The artwork selected as the Grand Exhibitor has been incorporated into a poster promoting National Disability Employment Awareness Month, a national campaign that raises awareness about disability employment issues and celebrates the many and varied contributions of America's workers with disabilities. Held annually in October, this year's theme is "My disability is one part of who I am." The poster will be displayed in businesses throughout West Virginia.
The Diversifying Perspectives Art Contest and Exhibition is an opportunity to showcase the creative and diverse abilities of people with disabilities and to promote National Disability Employment Awareness Month in October. The contest was open to West Virginia residents with disabilities who were at least 18 years old.
Thirty entries were received.
The exhibition opened with a reception on Wednesday, Sept. 7, at the Culture Center in Charleston and will remain on display in the Culture Center's Balcony Gallery through Nov. 5.
"This contest and exhibition allow us to feature the artistic abilities of West Virginia artists with disabilities during National Disability Employment Awareness Month and plays an important role in bringing awareness to disability-related employment issues," said DRS Director Donna Ashworth.
Copies of the National Disability Employment Awareness Month poster are free and available from the West Virginia Division of Rehabilitation Services.
DRS proudly presents this contest and exhibition in partnership with the West Virginia Office of the Secretary of Education and the Arts and the West Virginia Division of Culture and History.
DRS and the Division of Culture and History are both agencies within the West Virginia Department of Education and the Arts.
DRS is the state agency responsible for the federal vocational rehabilitation program in West Virginia.
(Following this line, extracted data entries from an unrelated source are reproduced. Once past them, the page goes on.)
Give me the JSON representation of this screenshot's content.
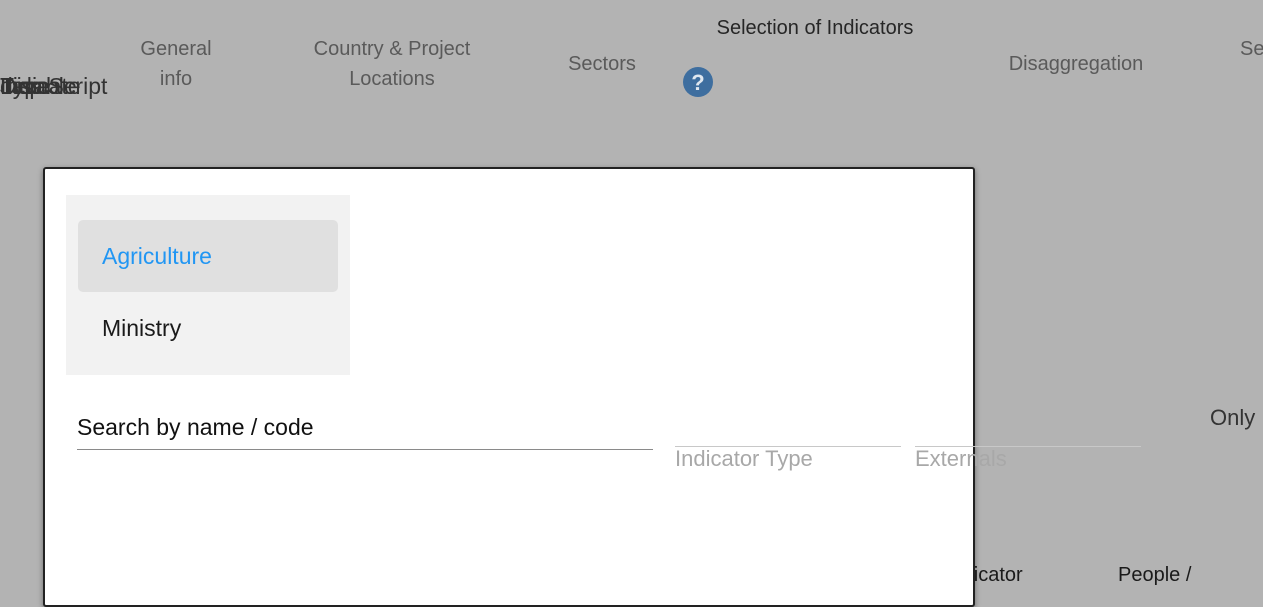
{
  "background": {
    "overlapping_texts": [
      "Type",
      "Disable",
      "JavaScript",
      "Indicate",
      "disp"
    ],
    "steps": [
      {
        "line1": "General",
        "line2": "info"
      },
      {
        "line1": "Country & Project",
        "line2": "Locations"
      },
      {
        "line1": "Sectors",
        "line2": ""
      },
      {
        "line1": "Selection of Indicators",
        "line2": ""
      },
      {
        "line1": "Disaggregation",
        "line2": ""
      },
      {
        "line1": "Se",
        "line2": ""
      }
    ],
    "help_icon_glyph": "?",
    "only_label": "Only",
    "column_headers": [
      "Indicator",
      "People /"
    ]
  },
  "modal": {
    "sectors": [
      "Agriculture",
      "Ministry"
    ],
    "selected_sector": "Agriculture",
    "search": {
      "placeholder": "Search by name / code",
      "value": ""
    },
    "indicator_type_label": "Indicator Type",
    "externals_label": "Externals"
  },
  "colors": {
    "backdrop": "#b3b3b3",
    "accent": "#2196f3",
    "help_icon": "#3e6e9f"
  }
}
Each year, DRS helps thousands of West Virginia residents with disabilities meet their employment goals by providing individualized work-related counseling, training, job placement and other vocational rehabilitation services through its 30 field offices across the state.
The Division of Culture and History brings together the past, present and future through programs and services focusing on archives and history, arts, historic preservation and museums.